We have scheduled a re-audit of the quality of care and support planning based on a combination of these two audits and this is due to be conducted in August 2017, 6 months after the full roll out of the ‘My Wellbeing Plan’.

Outcomes

Feedback from staff:
“The Wellbeing Plan looks clearer, is a lot more user friendly, and people are more easily able to complete it.”

“It has generally been found to be patient centred.”

“Today I tested the new Wellbeing Plan. It is true life saver! It is concise, recovery focused, user centric and promotes participation throughout! I like that it has merged ‘my health and wellbeing wheel’ – it gives the service user an opportunity to reflect / self rate. The new form definitely cuts administration time and all the other paper work!”

Service User – examples of usage

Example 1
Service user was a 26 year old female who was inpatient under MHA S3. She had been very reluctant to accept treatment to support her recovery and had been unable to complete previous care plans set on MH specific goals as she was too low in mood to accept improvement in her life.

The My Wellbeing Plan was completed with her whilst an inpatient. The change enabled a shift of focus from trying to identify symptom/medical symptom goals to thinking about how she would like life itself to be and what her life goals had been prior to becoming unwell.

She identified that she had always wanted to travel to south east Asia and backpacking. Identifying this overall goal enabled her to identify other smaller goals (i.e. lose weight and get fitter so I would be able to do this/try going on a shorter holiday to see how I would manage this).

Thinking about her steps to get there shifted her thinking in terms of MH recovery, recognising that she would need to be well in order to achieve this goal. This enabled her to see value in the proposed treatment for her MH in that it would enable her to achieve a dream rather than just to please family/professionals. She is now accepting treatment in the form of talking therapy and eager to move to proposed therapeutic placement.

Example 2

A service user known to community services but with no recourse to public funds and awaiting decision on their asylum application had experienced trauma related ill-MH and depression.

They were unable to see past their immigration status and the effect of this on their ability to move forward into work, having been previously employed in a professional role in their country of origin.
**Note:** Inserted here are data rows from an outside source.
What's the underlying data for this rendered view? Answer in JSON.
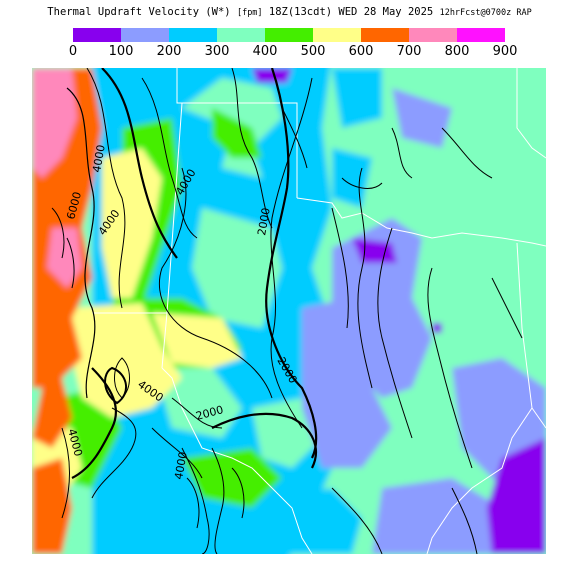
{
  "header": {
    "title": "Thermal Updraft Velocity (W*)",
    "units": "[fpm]",
    "valid_time": "18Z(13cdt) WED 28 May 2025",
    "forecast_info": "12hrFcst@0700z RAP"
  },
  "legend": {
    "colors": [
      "#8800ee",
      "#8c9cff",
      "#00ccff",
      "#7fffbf",
      "#44ee00",
      "#ffff88",
      "#ff6600",
      "#ff88bb",
      "#ff11ff"
    ],
    "labels": [
      "0",
      "100",
      "200",
      "300",
      "400",
      "500",
      "600",
      "700",
      "800",
      "900"
    ]
  },
  "map": {
    "contour_labels": [
      "6000",
      "4000",
      "4000",
      "2000",
      "2000",
      "2000",
      "4000",
      "4000",
      "4000",
      "4000"
    ]
  }
}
The Care Co-ordinator completed the My Wellbeing Plan during the pilot phase and used the tool and approach to support the service user to identify that the loss of their role in relation to employment was having huge impact on their mental health.

This enabled the service user to see that finding a purposeful role was their main goal to recovery. They were supported by a Support Time and Recovery Worker to access voluntary opportunities and found voluntary employment in service supporting refugees with the outcome that the service user’s MH improved and they were discharged from services.
 

Sharing

We have been talking about our plan and approach openly and transparently with people on an informal basis. We have showcased the approach at a national TLAP sharing good practice conference focused on mental health, the Bradford Positive Practice Integration event and we will be sharing the approach at the Positive Practice Collaborative event we are hosting on 19th May.
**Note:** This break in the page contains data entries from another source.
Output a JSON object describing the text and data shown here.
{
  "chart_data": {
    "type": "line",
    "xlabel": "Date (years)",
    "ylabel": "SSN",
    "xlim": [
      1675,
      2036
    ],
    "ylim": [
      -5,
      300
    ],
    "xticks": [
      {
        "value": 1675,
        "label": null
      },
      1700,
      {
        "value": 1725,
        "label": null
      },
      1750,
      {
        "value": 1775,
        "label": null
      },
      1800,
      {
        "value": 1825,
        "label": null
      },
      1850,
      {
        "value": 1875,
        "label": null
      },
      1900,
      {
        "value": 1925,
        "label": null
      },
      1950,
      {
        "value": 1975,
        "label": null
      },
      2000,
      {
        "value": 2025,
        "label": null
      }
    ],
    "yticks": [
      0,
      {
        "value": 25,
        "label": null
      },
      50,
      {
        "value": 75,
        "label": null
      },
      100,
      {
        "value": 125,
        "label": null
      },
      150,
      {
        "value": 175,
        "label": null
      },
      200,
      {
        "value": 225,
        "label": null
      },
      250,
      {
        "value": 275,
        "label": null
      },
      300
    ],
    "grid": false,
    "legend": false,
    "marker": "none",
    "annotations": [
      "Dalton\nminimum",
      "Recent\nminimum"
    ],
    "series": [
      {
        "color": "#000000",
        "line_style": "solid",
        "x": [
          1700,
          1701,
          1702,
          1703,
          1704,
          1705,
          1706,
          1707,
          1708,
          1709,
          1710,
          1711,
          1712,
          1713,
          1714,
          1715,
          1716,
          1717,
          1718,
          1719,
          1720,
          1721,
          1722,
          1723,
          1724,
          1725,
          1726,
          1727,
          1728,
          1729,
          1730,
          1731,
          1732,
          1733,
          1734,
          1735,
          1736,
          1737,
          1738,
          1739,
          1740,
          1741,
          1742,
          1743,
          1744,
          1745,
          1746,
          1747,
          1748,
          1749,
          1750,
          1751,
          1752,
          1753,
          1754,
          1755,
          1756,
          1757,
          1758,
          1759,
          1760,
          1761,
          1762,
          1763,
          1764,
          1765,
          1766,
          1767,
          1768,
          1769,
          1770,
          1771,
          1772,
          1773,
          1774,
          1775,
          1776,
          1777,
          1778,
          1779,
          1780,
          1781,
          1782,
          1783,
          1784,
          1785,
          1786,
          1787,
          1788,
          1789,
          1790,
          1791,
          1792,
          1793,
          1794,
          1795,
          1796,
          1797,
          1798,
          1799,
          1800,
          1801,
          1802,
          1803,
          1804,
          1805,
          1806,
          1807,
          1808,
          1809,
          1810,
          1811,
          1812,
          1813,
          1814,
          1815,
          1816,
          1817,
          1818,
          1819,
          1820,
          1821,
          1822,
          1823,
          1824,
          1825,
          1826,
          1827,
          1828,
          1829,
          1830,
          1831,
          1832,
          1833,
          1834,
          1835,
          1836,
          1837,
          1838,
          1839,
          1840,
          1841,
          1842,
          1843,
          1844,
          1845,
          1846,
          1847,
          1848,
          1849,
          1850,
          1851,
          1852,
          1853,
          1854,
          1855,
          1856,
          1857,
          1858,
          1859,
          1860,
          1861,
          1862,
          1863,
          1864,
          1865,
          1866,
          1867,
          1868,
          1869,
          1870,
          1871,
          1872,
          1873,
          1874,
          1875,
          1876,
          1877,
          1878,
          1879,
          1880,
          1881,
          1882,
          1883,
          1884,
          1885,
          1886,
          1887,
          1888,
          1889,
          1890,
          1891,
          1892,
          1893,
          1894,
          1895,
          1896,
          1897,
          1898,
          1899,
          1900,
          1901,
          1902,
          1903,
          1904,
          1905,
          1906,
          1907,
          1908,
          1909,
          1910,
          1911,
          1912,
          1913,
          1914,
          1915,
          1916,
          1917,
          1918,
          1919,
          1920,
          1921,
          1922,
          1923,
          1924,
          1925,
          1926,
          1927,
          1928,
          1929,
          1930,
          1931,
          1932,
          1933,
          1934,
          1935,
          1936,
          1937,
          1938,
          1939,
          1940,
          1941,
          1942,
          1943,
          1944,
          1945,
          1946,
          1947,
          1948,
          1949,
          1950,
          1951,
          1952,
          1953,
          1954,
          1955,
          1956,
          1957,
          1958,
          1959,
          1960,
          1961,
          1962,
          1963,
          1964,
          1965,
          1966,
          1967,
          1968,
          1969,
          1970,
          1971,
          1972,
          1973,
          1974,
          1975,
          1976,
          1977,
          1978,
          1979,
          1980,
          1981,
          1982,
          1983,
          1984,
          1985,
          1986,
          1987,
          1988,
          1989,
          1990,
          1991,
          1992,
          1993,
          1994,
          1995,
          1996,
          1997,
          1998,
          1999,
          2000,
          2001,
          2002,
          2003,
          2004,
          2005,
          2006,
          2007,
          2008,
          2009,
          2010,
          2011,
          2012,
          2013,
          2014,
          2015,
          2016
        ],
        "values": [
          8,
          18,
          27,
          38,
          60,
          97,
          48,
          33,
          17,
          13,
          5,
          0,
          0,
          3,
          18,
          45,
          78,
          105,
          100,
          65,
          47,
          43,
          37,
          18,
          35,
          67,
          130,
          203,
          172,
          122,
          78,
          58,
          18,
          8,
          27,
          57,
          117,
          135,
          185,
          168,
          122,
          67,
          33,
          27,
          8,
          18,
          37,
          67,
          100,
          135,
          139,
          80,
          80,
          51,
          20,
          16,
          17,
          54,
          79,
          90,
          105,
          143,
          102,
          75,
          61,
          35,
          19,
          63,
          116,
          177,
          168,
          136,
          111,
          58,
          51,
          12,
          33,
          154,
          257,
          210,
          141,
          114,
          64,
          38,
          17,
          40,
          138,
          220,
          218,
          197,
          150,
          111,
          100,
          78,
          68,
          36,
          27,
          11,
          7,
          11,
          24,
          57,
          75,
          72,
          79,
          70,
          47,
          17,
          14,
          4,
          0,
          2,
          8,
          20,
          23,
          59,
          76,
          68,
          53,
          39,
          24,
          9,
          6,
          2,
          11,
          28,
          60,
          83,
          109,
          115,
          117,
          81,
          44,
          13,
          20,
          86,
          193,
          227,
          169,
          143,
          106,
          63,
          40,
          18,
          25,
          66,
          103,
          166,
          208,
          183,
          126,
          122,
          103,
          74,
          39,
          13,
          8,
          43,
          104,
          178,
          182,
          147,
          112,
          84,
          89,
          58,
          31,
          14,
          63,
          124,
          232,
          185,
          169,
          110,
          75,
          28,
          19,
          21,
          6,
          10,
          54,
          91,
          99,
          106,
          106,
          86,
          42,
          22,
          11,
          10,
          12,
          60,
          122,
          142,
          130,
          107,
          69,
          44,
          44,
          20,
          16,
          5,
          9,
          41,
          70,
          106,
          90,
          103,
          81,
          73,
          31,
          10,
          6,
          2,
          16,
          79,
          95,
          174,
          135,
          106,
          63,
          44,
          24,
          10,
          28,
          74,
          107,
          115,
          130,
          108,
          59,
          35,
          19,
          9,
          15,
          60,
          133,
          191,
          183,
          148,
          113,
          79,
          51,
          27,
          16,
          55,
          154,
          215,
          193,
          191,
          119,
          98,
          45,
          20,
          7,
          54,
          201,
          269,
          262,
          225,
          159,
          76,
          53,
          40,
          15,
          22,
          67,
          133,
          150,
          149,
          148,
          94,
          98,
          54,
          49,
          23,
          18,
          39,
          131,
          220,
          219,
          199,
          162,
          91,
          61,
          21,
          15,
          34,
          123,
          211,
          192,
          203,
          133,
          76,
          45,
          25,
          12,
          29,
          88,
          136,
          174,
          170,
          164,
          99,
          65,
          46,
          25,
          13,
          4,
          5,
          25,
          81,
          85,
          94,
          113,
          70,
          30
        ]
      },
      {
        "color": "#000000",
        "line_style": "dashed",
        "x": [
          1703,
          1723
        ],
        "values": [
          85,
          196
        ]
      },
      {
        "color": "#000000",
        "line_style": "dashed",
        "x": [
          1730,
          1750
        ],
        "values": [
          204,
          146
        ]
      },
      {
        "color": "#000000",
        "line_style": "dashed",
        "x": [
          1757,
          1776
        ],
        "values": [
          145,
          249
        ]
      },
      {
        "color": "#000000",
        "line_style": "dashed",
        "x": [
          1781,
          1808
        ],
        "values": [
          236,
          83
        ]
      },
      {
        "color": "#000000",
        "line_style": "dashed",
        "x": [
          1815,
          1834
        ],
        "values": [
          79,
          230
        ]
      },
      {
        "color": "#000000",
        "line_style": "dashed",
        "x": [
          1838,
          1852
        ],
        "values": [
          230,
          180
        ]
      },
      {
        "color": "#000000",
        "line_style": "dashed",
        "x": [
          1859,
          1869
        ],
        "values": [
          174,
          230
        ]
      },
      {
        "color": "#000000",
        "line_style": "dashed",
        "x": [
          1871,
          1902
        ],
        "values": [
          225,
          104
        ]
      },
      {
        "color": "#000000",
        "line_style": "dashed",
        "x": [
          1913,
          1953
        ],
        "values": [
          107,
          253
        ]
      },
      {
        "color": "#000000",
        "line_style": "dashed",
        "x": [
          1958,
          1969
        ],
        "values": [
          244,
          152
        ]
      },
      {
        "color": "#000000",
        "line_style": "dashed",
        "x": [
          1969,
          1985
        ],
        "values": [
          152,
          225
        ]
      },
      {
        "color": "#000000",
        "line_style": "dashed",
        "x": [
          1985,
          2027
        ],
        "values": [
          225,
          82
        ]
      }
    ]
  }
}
We have also shared this with the Chief Social Worker for Adults and key individuals in NHS England working on the adult mental health programme.

We are fully committed to sharing our practice with anyone who has an interest in what we have been doing and are in the process of writing up the work to aide this sharing through practice journals etc.

Is there any other information you would like to add?

Although the approach is in place for adults, we are seeking to implement this for Young People making the transition to adulthood. We believe this will help with the cultural transition to adulthood and adult services and promote increased self-determination and self-management.